Your functions need tweaking a little to accommodate this:

function remotefunction(sensornumber) { agent.send("reading.from.imp", thesensor.sensornumber) }

and

function GETIMPDATA(returnvalue) { server.log("the sensor value for sensor ="+ returnvalue); }

That handles the communication, but doesn’t initiate it, so at the end of agent code, you need to send a ‘get reading’ message to the imp:

device.send("request.from.agent", 1) device.send("request.from.agent", 2)

So, agent sends the “request.from.agent” message twice, once for each sensor. As it receives the messages, the device gets the appropriate reading, and sends it back to the agent as a “reading.from.imp” message.

The agent receives two “reading.from.imp” messages; each time it does, it calls GETIMPDATA() and passes the data it has received (the reading from thesensor.sensornumber) into GETIMPDATA()'s single parameter, returnvalue, which it displays in the log.

You should read The Interactive Imp and Event-Driven Programming which go through the agent-device communication, and message events in more detail.

Smittytone Thank you for explaining it with more detail. The example with ping & pong was blowing my mind.

My goal is to keep the bandwidth between the imp and the agent to a minimum and only transfer the result of the sensor when requested by the Agent.

In my example I had only 2 sensors but with i2c I could have several sensors the imp has access to and subscribing to each sensor may not be feasible.

Thanks for helping the imp challenged getting started.

Todd

Another option is to collated the readings from your x sensors into nested arrays or tables, and simply send that table to the agent as infrequently as your application can stand.

I can see why the imp team opted for a asynchronous communication mode -vs- a synchronous mode. Waiting for hundreds of IMP’s to communicate back in a synchronous style would definitely cause issues in their infrastructure.

But it sure makes things difficult on my end ;-(

Thanks for your Help

What are you trying to achieve that the asynchronous approach seems to be making harder? There should be a way of adapting it.
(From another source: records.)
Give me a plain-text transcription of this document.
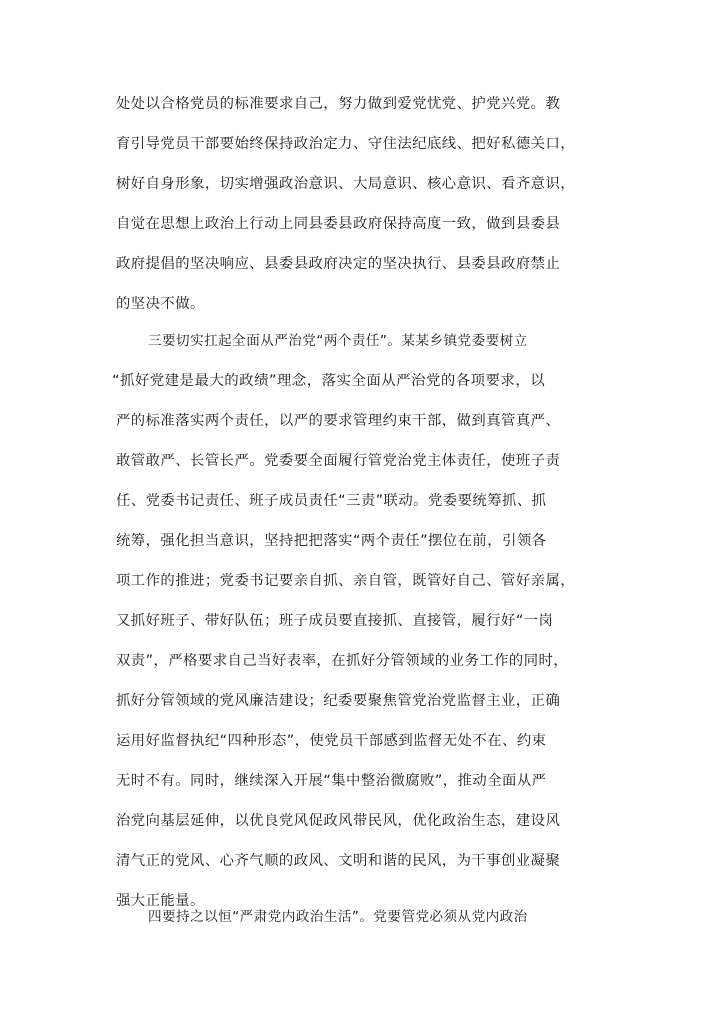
处处以合格党员的标准要求自己，努力做到爱党忧党、护党兴党。教
育引导党员干部要始终保持政治定力、守住法纪底线、把好私德关口，
树好自身形象，切实增强政治意识、大局意识、核心意识、看齐意识，
自觉在思想上政治上行动上同县委县政府保持高度一致，做到县委县
政府提倡的坚决响应、县委县政府决定的坚决执行、县委县政府禁止
的坚决不做。
三要切实扛起全面从严治党“两个责任”。某某乡镇党委要树立
“抓好党建是最大的政绩”理念，落实全面从严治党的各项要求，以
严的标准落实两个责任，以严的要求管理约束干部，做到真管真严、
敢管敢严、长管长严。党委要全面履行管党治党主体责任，使班子责
任、党委书记责任、班子成员责任“三责”联动。党委要统筹抓、抓
统筹，强化担当意识，坚持把把落实“两个责任”摆位在前，引领各
项工作的推进；党委书记要亲自抓、亲自管，既管好自己、管好亲属，
又抓好班子、带好队伍；班子成员要直接抓、直接管，履行好“一岗
双责”，严格要求自己当好表率，在抓好分管领域的业务工作的同时，
抓好分管领域的党风廉洁建设；纪委要聚焦管党治党监督主业，正确
运用好监督执纪“四种形态”，使党员干部感到监督无处不在、约束
无时不有。同时，继续深入开展“集中整治微腐败”，推动全面从严
治党向基层延伸，以优良党风促政风带民风，优化政治生态，建设风
清气正的党风、心齐气顺的政风、文明和谐的民风，为干事创业凝聚
强大正能量。
四要持之以恒“严肃党内政治生活”。党要管党必须从党内政治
Sync would actually be easier in many ways, but it’s far less powerful. With async you can have multiple outstanding requests (from any or all of web, device to agent or agent to device) - some applications require this flexibility.

I am finding the Squirrel and API code syntax is tripping me up when I’m coding. I like to learn by reviewing examples. Can anyone point me to any good documented examples of the code syntax for using “device.send & agent.on” with tables and arrays for multiple sensor inputs for both digital and analog inputs? Also if anyone knows of some really good references for learning to program in Squirrel that would be helpful too.

The Developer Guides in the Dev Center have some outstanding information thanks to @smittytone. These are a must read for new Imp devs.

There are also loads of code examples in the Electric Imp GitHub repositories.

Thanks for the pointers team MakeDeck! Any other references are welcome.